From The Durango Herald (Dale Rodebaugh):
The monitor – atop an 8-foot-high platform – consists of a glass jar enclosed in a metal box, the roof of which retracts when a sensor detects precipitation. The sensor notes when it stops raining or snowing and the roof slides back to protect the jar from contaminants. Hydrochloric acid in the jar binds with the mercury to prevent it from evaporating. The jars are collected weekly and sent to Frontier GeoSciences in Seattle for analysis.
“After the mercury study by the Mountain Studies Institute in 2007 and 2008, we felt we should take a closer look,” [Bureau of Land Management hydrologist Kelly Palmer] said. “After all, we’re charged with protecting the pristine quality of Class 1 airsheds such as Mesa Verde and the Weminuche Wilderness.” Scientists suspect the main source of mercury is power plants in the Four Corners.
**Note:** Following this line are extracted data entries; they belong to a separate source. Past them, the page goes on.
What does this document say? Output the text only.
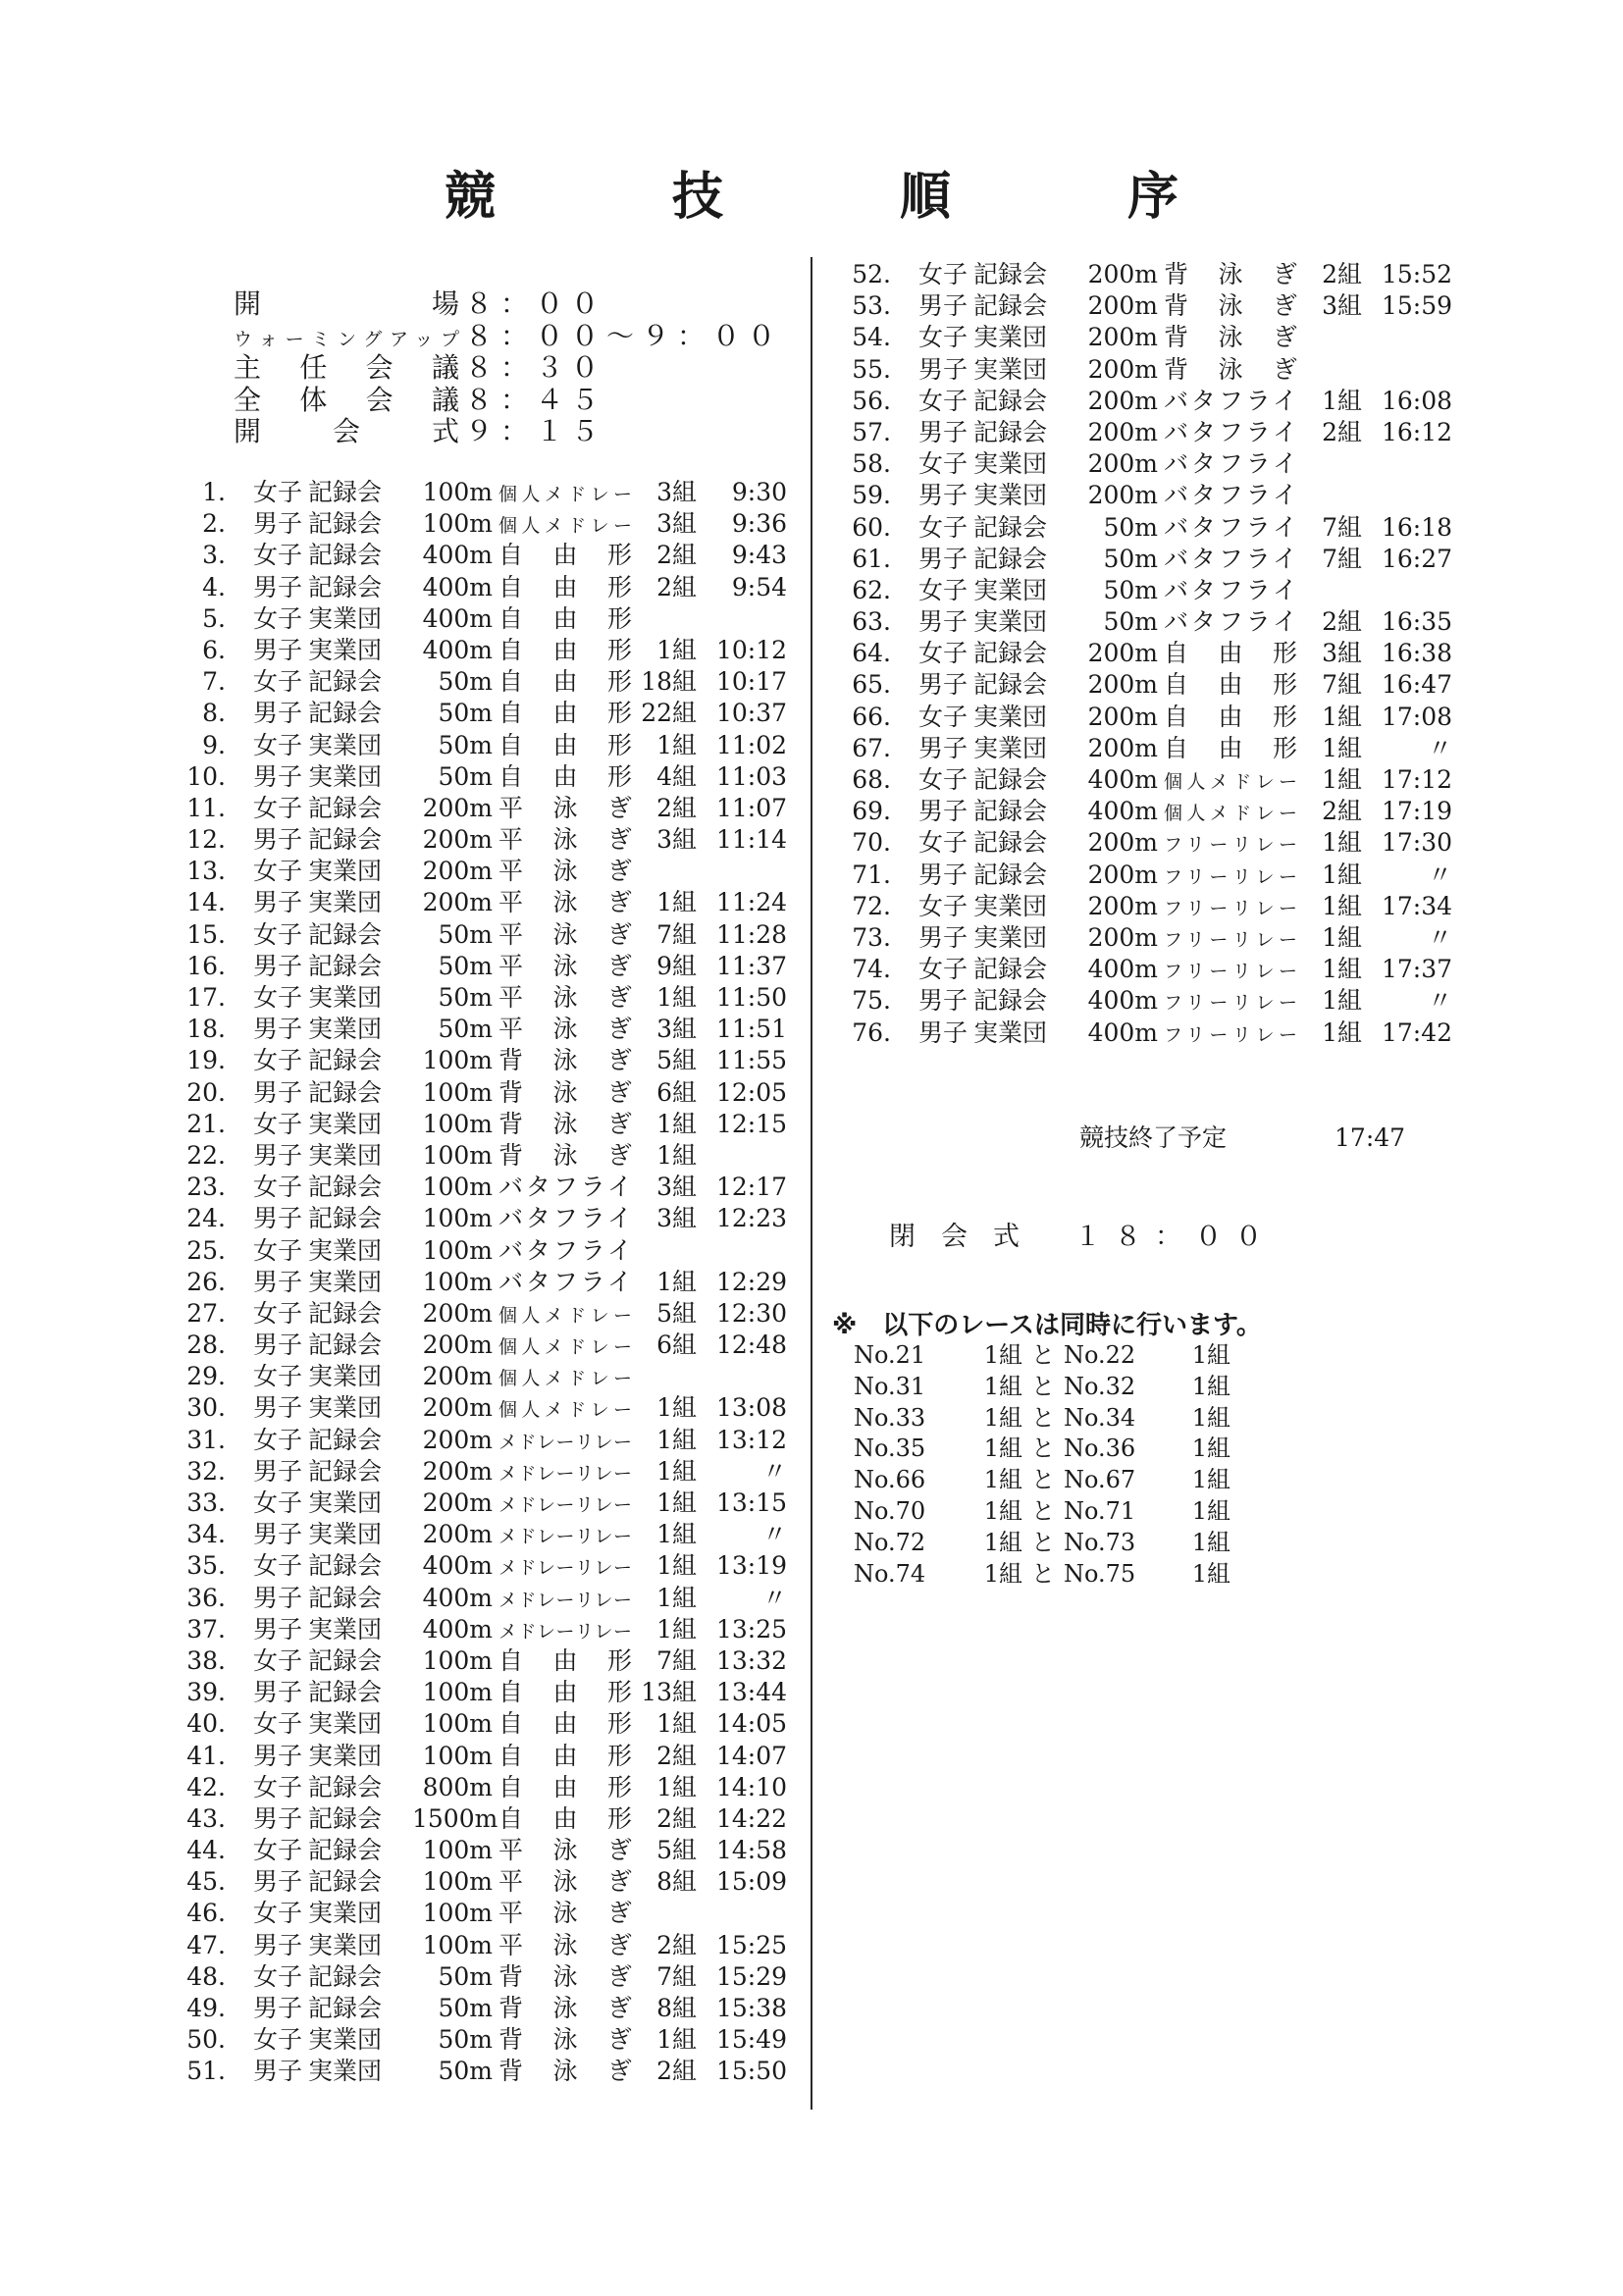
競　技　順　序
開　場 ８：００
ウォーミングアップ ８：００～９：００
主任会議 ８：３０
全体会議 ８：４５
開会式 ９：１５
1. 女子 記録会 100m 個人メドレー 3組 9:30
2. 男子 記録会 100m 個人メドレー 3組 9:36
3. 女子 記録会 400m 自由形 2組 9:43
4. 男子 記録会 400m 自由形 2組 9:54
5. 女子 実業団 400m 自由形
6. 男子 実業団 400m 自由形 1組 10:12
7. 女子 記録会 50m 自由形 18組 10:17
8. 男子 記録会 50m 自由形 22組 10:37
9. 女子 実業団 50m 自由形 1組 11:02
10. 男子 実業団 50m 自由形 4組 11:03
11. 女子 記録会 200m 平泳ぎ 2組 11:07
12. 男子 記録会 200m 平泳ぎ 3組 11:14
13. 女子 実業団 200m 平泳ぎ
14. 男子 実業団 200m 平泳ぎ 1組 11:24
15. 女子 記録会 50m 平泳ぎ 7組 11:28
16. 男子 記録会 50m 平泳ぎ 9組 11:37
17. 女子 実業団 50m 平泳ぎ 1組 11:50
18. 男子 実業団 50m 平泳ぎ 3組 11:51
19. 女子 記録会 100m 背泳ぎ 5組 11:55
20. 男子 記録会 100m 背泳ぎ 6組 12:05
21. 女子 実業団 100m 背泳ぎ 1組 12:15
22. 男子 実業団 100m 背泳ぎ 1組
23. 女子 記録会 100m バタフライ 3組 12:17
24. 男子 記録会 100m バタフライ 3組 12:23
25. 女子 実業団 100m バタフライ
26. 男子 実業団 100m バタフライ 1組 12:29
27. 女子 記録会 200m 個人メドレー 5組 12:30
28. 男子 記録会 200m 個人メドレー 6組 12:48
29. 女子 実業団 200m 個人メドレー
30. 男子 実業団 200m 個人メドレー 1組 13:08
31. 女子 記録会 200m メドレーリレー 1組 13:12
32. 男子 記録会 200m メドレーリレー 1組	〃
33. 女子 実業団 200m メドレーリレー 1組 13:15
34. 男子 実業団 200m メドレーリレー 1組	〃
35. 女子 記録会 400m メドレーリレー 1組 13:19
36. 男子 記録会 400m メドレーリレー 1組	〃
37. 男子 実業団 400m メドレーリレー 1組 13:25
38. 女子 記録会 100m 自由形 7組 13:32
39. 男子 記録会 100m 自由形 13組 13:44
40. 女子 実業団 100m 自由形 1組 14:05
41. 男子 実業団 100m 自由形 2組 14:07
42. 女子 記録会 800m 自由形 1組 14:10
43. 男子 記録会 1500m自由形 2組 14:22
44. 女子 記録会 100m 平泳ぎ 5組 14:58
45. 男子 記録会 100m 平泳ぎ 8組 15:09
46. 女子 実業団 100m 平泳ぎ
47. 男子 実業団 100m 平泳ぎ 2組 15:25
48. 女子 記録会 50m 背泳ぎ 7組 15:29
49. 男子 記録会 50m 背泳ぎ 8組 15:38
50. 女子 実業団 50m 背泳ぎ 1組 15:49
51. 男子 実業団 50m 背泳ぎ 2組 15:50
52. 女子 記録会 200m 背泳ぎ 2組 15:52
53. 男子 記録会 200m 背泳ぎ 3組 15:59
54. 女子 実業団 200m 背泳ぎ
55. 男子 実業団 200m 背泳ぎ
56. 女子 記録会 200m バタフライ 1組 16:08
57. 男子 記録会 200m バタフライ 2組 16:12
58. 女子 実業団 200m バタフライ
59. 男子 実業団 200m バタフライ
60. 女子 記録会 50m バタフライ 7組 16:18
61. 男子 記録会 50m バタフライ 7組 16:27
62. 女子 実業団 50m バタフライ
63. 男子 実業団 50m バタフライ 2組 16:35
64. 女子 記録会 200m 自由形 3組 16:38
65. 男子 記録会 200m 自由形 7組 16:47
66. 女子 実業団 200m 自由形 1組 17:08
67. 男子 実業団 200m 自由形 1組	〃
68. 女子 記録会 400m 個人メドレー 1組 17:12
69. 男子 記録会 400m 個人メドレー 2組 17:19
70. 女子 記録会 200m フリーリレー 1組 17:30
71. 男子 記録会 200m フリーリレー 1組	〃
72. 女子 実業団 200m フリーリレー 1組 17:34
73. 男子 実業団 200m フリーリレー 1組	〃
74. 女子 記録会 400m フリーリレー 1組 17:37
75. 男子 記録会 400m フリーリレー 1組	〃
76. 男子 実業団 400m フリーリレー 1組 17:42
競技終了予定	17:47
閉会式 １８：００
※　以下のレースは同時に行います。
No.21 1組 と No.22 1組
No.31 1組 と No.32 1組
No.33 1組 と No.34 1組
No.35 1組 と No.36 1組
No.66 1組 と No.67 1組
No.70 1組 と No.71 1組
No.72 1組 と No.73 1組
No.74 1組 と No.75 1組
Over time, data on weekly and total mercury accumulation will give scientists a good picture of the situation in the San Juan Mountains and allow them to compare results with 120 similar sites in the country, including two in Alaska, Palmer said…
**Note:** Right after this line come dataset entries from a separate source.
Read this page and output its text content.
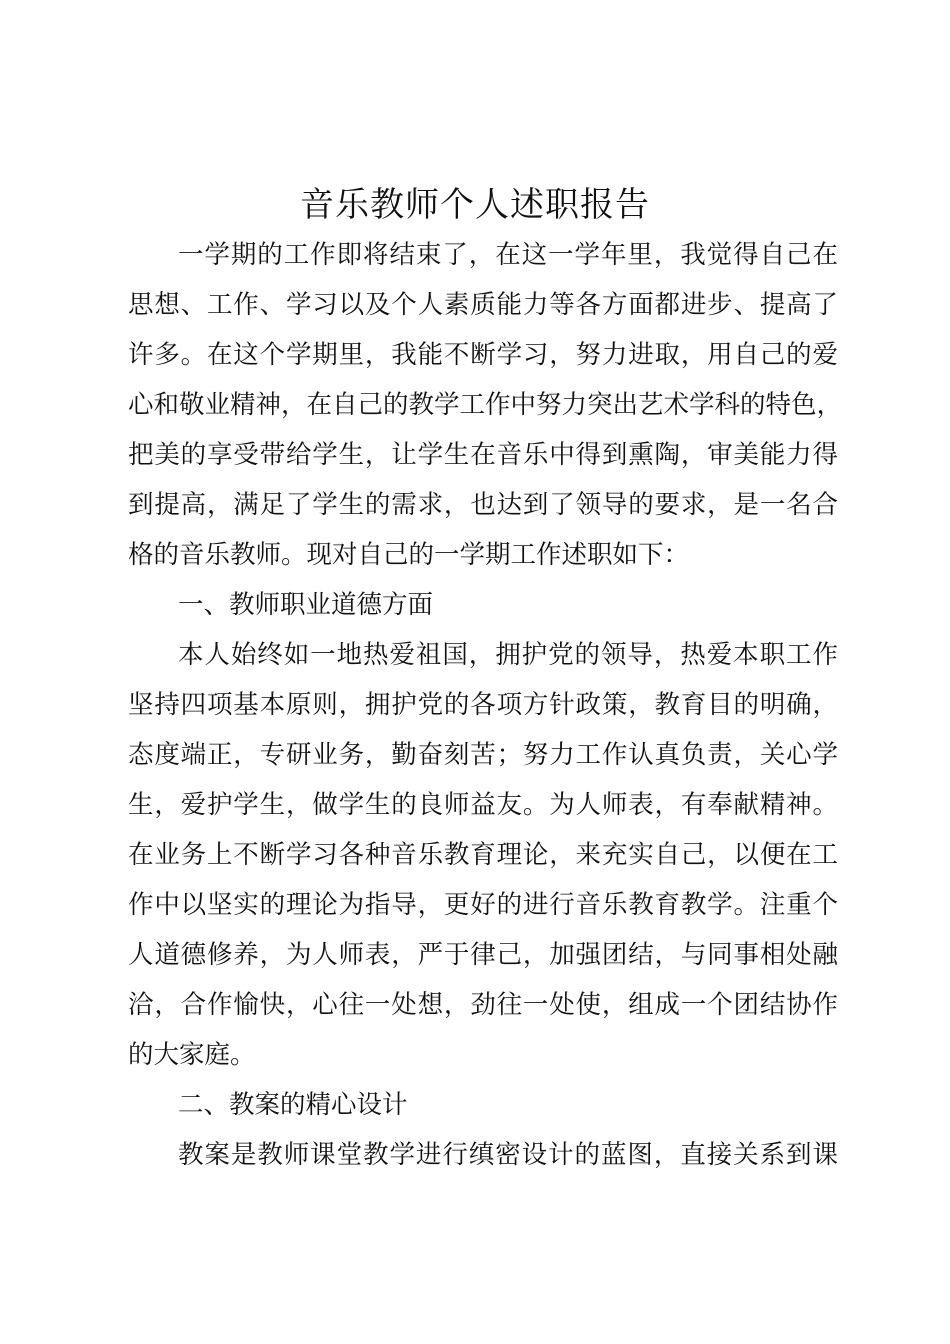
音乐教师个人述职报告
一学期的工作即将结束了，在这一学年里，我觉得自己在
思想、工作、学习以及个人素质能力等各方面都进步、提高了
许多。在这个学期里，我能不断学习，努力进取，用自己的爱
心和敬业精神，在自己的教学工作中努力突出艺术学科的特色，
把美的享受带给学生，让学生在音乐中得到熏陶，审美能力得
到提高，满足了学生的需求，也达到了领导的要求，是一名合
格的音乐教师。现对自己的一学期工作述职如下：
一、教师职业道德方面
本人始终如一地热爱祖国，拥护党的领导，热爱本职工作
坚持四项基本原则，拥护党的各项方针政策，教育目的明确，
态度端正，专研业务，勤奋刻苦；努力工作认真负责，关心学
生，爱护学生，做学生的良师益友。为人师表，有奉献精神。
在业务上不断学习各种音乐教育理论，来充实自己，以便在工
作中以坚实的理论为指导，更好的进行音乐教育教学。注重个
人道德修养，为人师表，严于律己，加强团结，与同事相处融
洽，合作愉快，心往一处想，劲往一处使，组成一个团结协作
的大家庭。
二、教案的精心设计
教案是教师课堂教学进行缜密设计的蓝图，直接关系到课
Later this summer, the Environmental Protection Agency will install an apparatus next to the mercury monitor to measure gaseous mercury, an airborne form of mercury that reacts rapidly with precipitation or particulate matter and can be deposited in wet or dry form. Roger Claybrooke, a meteorologist with the NADP, and a half-dozen BLM and Forest Service seasonal employees did the hands-on work June 30. In addition to installing the mercury monitor, they replaced an old rain gauge on a separate platform a few yards away. A third platform holds a monitor that measures sulfur, nitrogen and organic content in precipitation. The Claybrooke team also wired the instruments on the three stations to talk to one another. The rain gauge data should correlate with that of the mercury monitor on the amount of precipitation and when it fell.